In den vergangenen Monaten war so viel erneuerbarer Strom im bundesdeutschen Netz wie nie zuvor. Am Neujahrsmorgen drehten sich die Windräder so effektiv, dass sie beinahe den kompletten Strombedarf abdeckten. Und in den Ländern der Europäischen Union hat 2017 Strom aus Sonne, Wind, Wasserkraft und Biomasse den fossilen Kohlestrom deutlich überholt. Gleichzeitig – es mutet paradox an – stieg der klimaschädliche C02-Ausstoß weltweit. Paradox ist auch, dass gerade im Mobilitätsbereich, einem der Zukunftsfelder unserer Wirtschaft, die Emissionen weiter steigen. Ist deshalb jetzt der Weg, vom Klimaziel abzurücken und drei Gänge runter schalten, richtig?

 

Nein, finde ich. Die Energiewende zielt auf den Erhalt der natürlichen Lebensgrundlagen für kommende Generationen. Es geht um mehr Klimaschutz, nicht weniger. Mit allen Akteuren, von Bürgerinnen und Bürgern bis hin zu Energieversorgern, Unternehmen und Gewerkschaften. Der ehemalige Bundesumweltminister Klaus Töpfer bringt es auf den Punkt: „Was alle angeht, können nur alle lösen“. Deshalb setze ich auf einen breiten gesellschaftlichen Schulterschluss.

 

Die Koalitionäre im Bund drücken sich vor einer klaren Haltung. Sie riskieren damit den Verlust zahlreicher Jobs und reduzieren den nötigen Innovationsdruck – der sich, wie gerade die letzten Tage um den VW-Skandal zeigen, auch nicht verheimlichen lässt.

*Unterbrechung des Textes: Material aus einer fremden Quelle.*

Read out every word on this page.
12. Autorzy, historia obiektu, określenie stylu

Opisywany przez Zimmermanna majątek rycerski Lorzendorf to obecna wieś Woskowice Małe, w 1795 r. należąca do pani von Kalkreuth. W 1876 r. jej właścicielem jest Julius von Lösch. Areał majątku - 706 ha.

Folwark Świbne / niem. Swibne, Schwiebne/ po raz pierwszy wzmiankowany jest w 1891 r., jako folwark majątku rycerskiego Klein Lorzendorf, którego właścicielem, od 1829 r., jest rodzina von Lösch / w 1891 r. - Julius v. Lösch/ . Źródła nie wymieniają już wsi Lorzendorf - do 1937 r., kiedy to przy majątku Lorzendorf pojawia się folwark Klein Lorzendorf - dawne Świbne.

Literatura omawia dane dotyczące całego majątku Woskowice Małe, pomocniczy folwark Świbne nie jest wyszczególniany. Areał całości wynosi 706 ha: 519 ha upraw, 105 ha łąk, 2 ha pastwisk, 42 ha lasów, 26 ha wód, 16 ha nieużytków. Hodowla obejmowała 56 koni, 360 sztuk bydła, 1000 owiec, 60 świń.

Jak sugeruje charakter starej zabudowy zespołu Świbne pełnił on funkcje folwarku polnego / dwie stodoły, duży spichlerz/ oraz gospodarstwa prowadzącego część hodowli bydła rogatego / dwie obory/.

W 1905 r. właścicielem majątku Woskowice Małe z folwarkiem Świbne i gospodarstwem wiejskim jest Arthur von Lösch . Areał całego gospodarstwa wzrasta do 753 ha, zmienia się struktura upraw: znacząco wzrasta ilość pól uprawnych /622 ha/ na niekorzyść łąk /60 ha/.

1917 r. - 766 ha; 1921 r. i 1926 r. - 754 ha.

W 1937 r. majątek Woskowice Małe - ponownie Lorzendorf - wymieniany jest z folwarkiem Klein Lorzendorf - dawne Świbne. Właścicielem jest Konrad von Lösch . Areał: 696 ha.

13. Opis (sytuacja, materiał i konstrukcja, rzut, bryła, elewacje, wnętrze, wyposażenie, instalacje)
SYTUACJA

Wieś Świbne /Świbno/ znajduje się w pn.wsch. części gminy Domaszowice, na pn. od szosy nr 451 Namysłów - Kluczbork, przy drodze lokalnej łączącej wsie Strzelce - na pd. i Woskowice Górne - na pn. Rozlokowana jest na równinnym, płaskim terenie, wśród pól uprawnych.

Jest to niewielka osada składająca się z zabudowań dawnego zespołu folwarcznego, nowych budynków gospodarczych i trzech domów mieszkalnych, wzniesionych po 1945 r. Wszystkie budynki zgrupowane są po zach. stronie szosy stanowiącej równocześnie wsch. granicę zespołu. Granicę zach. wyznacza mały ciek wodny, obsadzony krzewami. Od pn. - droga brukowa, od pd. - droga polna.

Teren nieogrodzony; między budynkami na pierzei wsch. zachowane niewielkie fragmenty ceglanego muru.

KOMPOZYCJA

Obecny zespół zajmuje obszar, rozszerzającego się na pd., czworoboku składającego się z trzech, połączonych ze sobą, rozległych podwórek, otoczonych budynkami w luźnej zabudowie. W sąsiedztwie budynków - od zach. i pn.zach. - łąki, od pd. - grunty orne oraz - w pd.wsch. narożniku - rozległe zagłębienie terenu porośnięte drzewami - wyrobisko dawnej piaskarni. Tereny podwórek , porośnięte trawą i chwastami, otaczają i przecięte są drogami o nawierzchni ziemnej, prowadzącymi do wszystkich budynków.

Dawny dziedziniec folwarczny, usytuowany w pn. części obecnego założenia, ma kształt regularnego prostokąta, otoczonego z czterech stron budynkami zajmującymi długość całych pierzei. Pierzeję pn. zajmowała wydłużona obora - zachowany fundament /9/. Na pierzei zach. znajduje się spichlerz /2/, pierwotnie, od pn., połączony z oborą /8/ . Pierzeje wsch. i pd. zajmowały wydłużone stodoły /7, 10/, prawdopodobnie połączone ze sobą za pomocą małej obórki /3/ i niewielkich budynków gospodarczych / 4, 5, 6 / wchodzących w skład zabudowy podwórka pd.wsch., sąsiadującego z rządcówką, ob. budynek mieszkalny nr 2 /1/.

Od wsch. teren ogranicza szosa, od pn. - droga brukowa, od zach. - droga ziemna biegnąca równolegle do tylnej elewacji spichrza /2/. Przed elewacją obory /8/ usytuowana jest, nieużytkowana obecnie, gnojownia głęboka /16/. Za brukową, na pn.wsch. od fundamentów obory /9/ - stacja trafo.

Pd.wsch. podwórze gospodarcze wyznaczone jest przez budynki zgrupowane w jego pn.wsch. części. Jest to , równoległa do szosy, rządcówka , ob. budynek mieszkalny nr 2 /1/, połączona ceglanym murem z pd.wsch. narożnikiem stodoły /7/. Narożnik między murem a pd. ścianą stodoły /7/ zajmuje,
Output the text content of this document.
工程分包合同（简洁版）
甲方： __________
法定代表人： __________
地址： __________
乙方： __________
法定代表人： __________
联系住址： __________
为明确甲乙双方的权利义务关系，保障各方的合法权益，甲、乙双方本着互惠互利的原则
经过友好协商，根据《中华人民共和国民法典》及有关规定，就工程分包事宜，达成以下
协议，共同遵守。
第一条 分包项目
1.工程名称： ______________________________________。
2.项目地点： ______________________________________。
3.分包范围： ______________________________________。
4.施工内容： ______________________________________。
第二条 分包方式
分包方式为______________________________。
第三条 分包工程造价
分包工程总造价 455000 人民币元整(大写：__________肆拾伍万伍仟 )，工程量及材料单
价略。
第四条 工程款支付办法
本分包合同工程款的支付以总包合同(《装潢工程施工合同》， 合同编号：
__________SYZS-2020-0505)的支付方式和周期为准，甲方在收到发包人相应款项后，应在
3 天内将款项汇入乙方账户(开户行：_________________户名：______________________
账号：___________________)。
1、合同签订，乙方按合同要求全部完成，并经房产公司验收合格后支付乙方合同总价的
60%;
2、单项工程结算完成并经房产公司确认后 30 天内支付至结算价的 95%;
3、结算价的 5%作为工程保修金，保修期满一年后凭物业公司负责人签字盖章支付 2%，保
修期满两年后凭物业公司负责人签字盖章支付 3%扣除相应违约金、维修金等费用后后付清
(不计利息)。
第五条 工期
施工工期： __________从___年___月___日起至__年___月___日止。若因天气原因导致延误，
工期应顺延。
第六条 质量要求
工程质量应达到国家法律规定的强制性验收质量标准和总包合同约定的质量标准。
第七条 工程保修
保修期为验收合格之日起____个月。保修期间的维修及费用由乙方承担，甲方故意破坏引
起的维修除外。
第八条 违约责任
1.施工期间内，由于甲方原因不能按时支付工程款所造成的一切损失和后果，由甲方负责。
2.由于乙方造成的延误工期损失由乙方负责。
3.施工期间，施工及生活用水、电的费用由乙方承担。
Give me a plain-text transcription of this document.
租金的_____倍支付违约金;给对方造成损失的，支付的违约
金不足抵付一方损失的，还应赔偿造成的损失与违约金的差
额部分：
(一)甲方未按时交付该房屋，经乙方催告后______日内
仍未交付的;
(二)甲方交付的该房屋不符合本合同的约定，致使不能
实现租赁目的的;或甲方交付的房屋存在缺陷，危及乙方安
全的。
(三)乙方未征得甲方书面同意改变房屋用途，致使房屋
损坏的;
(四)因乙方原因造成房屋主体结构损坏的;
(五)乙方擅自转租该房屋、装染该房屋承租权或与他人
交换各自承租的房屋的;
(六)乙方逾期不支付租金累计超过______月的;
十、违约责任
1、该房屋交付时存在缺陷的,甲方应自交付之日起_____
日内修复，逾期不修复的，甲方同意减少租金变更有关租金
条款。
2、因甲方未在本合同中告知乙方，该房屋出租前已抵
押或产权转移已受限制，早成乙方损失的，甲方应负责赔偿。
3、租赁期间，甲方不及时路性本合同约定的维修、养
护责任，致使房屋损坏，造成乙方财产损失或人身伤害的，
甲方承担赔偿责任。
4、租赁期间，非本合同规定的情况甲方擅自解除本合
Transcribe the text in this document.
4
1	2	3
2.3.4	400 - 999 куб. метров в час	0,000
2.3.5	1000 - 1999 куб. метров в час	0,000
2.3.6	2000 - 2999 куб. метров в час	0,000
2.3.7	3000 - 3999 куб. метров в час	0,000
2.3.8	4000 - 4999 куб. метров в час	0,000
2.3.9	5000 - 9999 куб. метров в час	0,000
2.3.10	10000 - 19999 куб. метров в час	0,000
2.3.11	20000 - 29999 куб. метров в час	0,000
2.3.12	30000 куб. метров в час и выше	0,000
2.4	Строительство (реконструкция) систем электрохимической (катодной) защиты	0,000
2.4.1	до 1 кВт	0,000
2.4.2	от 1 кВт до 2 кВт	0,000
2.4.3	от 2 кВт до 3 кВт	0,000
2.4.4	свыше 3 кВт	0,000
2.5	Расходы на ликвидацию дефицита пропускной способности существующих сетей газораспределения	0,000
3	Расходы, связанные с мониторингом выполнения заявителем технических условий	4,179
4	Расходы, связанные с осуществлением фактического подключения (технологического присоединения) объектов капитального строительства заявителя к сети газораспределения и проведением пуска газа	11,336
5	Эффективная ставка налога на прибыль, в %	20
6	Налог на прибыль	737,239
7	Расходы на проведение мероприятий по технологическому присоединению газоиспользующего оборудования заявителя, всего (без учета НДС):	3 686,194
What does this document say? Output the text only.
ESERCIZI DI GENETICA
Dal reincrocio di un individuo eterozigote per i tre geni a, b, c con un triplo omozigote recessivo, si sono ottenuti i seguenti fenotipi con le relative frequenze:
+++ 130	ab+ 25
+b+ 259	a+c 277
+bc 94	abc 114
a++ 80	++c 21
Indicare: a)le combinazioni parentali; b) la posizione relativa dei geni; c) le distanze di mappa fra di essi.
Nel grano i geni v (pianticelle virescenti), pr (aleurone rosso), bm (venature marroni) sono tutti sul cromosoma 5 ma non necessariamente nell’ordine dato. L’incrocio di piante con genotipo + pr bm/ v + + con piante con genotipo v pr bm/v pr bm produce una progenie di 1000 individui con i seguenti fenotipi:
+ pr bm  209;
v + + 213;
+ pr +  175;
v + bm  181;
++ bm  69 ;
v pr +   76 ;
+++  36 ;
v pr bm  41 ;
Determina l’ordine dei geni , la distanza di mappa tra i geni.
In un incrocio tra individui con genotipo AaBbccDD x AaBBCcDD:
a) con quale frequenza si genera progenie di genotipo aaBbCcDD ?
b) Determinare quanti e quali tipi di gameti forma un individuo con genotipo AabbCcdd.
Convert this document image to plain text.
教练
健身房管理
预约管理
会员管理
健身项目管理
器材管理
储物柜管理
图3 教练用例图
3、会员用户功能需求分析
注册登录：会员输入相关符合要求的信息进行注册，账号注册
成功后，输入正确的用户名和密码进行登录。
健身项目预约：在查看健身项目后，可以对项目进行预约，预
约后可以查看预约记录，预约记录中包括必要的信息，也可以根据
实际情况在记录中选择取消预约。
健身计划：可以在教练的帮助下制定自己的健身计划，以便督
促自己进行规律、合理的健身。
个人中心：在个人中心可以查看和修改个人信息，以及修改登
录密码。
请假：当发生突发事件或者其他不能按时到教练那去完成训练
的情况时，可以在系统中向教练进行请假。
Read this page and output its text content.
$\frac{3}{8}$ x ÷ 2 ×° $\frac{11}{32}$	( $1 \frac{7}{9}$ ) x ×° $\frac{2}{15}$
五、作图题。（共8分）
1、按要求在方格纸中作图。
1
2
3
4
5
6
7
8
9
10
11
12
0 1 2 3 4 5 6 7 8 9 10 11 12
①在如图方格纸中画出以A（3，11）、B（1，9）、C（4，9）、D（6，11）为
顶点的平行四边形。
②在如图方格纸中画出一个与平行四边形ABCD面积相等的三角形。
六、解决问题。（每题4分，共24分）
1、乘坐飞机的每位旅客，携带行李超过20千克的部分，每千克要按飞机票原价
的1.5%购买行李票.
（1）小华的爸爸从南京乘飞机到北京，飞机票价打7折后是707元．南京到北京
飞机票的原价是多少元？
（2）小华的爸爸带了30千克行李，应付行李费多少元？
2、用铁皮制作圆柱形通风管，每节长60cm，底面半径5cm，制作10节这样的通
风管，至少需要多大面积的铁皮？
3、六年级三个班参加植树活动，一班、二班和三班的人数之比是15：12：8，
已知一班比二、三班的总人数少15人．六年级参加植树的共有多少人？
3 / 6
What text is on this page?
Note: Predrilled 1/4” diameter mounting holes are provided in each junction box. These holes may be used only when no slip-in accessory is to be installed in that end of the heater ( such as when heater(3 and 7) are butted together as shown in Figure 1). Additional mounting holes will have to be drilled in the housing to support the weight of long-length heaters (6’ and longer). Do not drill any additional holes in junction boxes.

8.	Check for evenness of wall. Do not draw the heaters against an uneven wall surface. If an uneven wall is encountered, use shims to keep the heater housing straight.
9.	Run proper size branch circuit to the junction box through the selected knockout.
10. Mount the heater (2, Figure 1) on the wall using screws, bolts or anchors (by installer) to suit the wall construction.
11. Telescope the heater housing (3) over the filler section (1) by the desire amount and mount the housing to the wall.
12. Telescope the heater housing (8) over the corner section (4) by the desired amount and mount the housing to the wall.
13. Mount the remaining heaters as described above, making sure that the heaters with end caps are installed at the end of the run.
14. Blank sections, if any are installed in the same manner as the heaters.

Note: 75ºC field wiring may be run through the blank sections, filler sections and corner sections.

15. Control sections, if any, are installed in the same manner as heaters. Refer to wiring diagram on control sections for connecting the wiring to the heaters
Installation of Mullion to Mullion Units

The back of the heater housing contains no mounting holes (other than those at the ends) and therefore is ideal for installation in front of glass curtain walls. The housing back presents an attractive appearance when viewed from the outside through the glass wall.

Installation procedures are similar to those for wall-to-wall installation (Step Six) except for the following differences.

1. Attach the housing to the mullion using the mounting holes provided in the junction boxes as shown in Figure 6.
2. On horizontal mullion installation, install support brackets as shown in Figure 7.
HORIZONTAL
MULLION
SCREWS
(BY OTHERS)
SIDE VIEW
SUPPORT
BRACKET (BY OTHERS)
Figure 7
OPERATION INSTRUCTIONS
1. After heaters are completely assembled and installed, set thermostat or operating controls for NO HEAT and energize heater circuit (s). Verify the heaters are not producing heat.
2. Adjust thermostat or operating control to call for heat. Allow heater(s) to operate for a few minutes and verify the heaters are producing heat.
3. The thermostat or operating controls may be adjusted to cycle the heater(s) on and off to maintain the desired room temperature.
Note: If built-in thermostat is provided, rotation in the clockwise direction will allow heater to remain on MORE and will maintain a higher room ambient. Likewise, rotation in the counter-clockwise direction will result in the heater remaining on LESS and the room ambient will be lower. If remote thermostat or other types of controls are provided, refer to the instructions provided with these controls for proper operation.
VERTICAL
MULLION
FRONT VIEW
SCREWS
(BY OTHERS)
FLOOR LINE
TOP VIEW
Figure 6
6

Sie drücken sich vor dem notwendigen Strukturwandel, insbesondere in den kohlefördernden Ländern. Eine ehrliche CO2-Bepreisung ist nicht in Sicht, aber dringend nötig. Während China massiv in Erneuerbare Energien investiert, hat Deutschland seine einstige Spitzenposition in mit Rautenform verschränkte Hände abgegeben.

 

Umso mehr kommt es für gutes Klima jetzt auf die Regionen an. Kalifornien macht es vor, Thüringen zieht im Bündnis mit. Als erstes ostdeutsches Bundesland legen wir ein Klimagesetz und eine Klimastrategie vor. Beide werden jetzt vom Landtag beraten. Beide bieten Kommunen Starthilfe und Folgeunterstützung für ihre konkreten Investitionen. Sie bieten der Wirtschaft einen verlässlichen Rahmen für umweltfreundliche Modernisierung.  Sie bieten  den Bürgerinnen und Bürgern Mitsprache bei Entscheidungen. Was ist als nächstes dran: Austausch der Neon-Röhren in der Turnhalle mit LED-Beleuchtung oder Investition von Solarmodulen auf öffentliche Gebäuden? Finanziert wird das Ganze mit Förderprogrammen des Umweltministeriums. Klima Invest für Kommunen, Green Invest für Energieefizienz in Unternehmen und Solar Invest für Mieter. Gleichzeitig machen wir Elektromobilität in Thüringen alltagstauglich: Durch den Ausbau des Ladesäulennetzes und durch finanzielle Unterstützung bei der Anschaffung von Elektrobussen im öffentlichen Nahverkehr. Die Thüringer Energieversorger sind dabei unser Partner.

 

Jeder Euro, den  wir in Energieeffizienz investieren, bedeutet Arbeitsplätze – der Industrie, des Handwerks, des Baugewerbes. Jede Baumaßnahme, die Energieverbrauch reduziert, ist eine Zukunftsinvestition. Jedes Solarmodul bringt umweltfreundlich Sonne ins Stromnetz. Mit mehr Klimaschutz erhalten wir unsere Lebensgrundlagen und nutzen Chancen für Innovation und wirtschaftliche Entwicklung.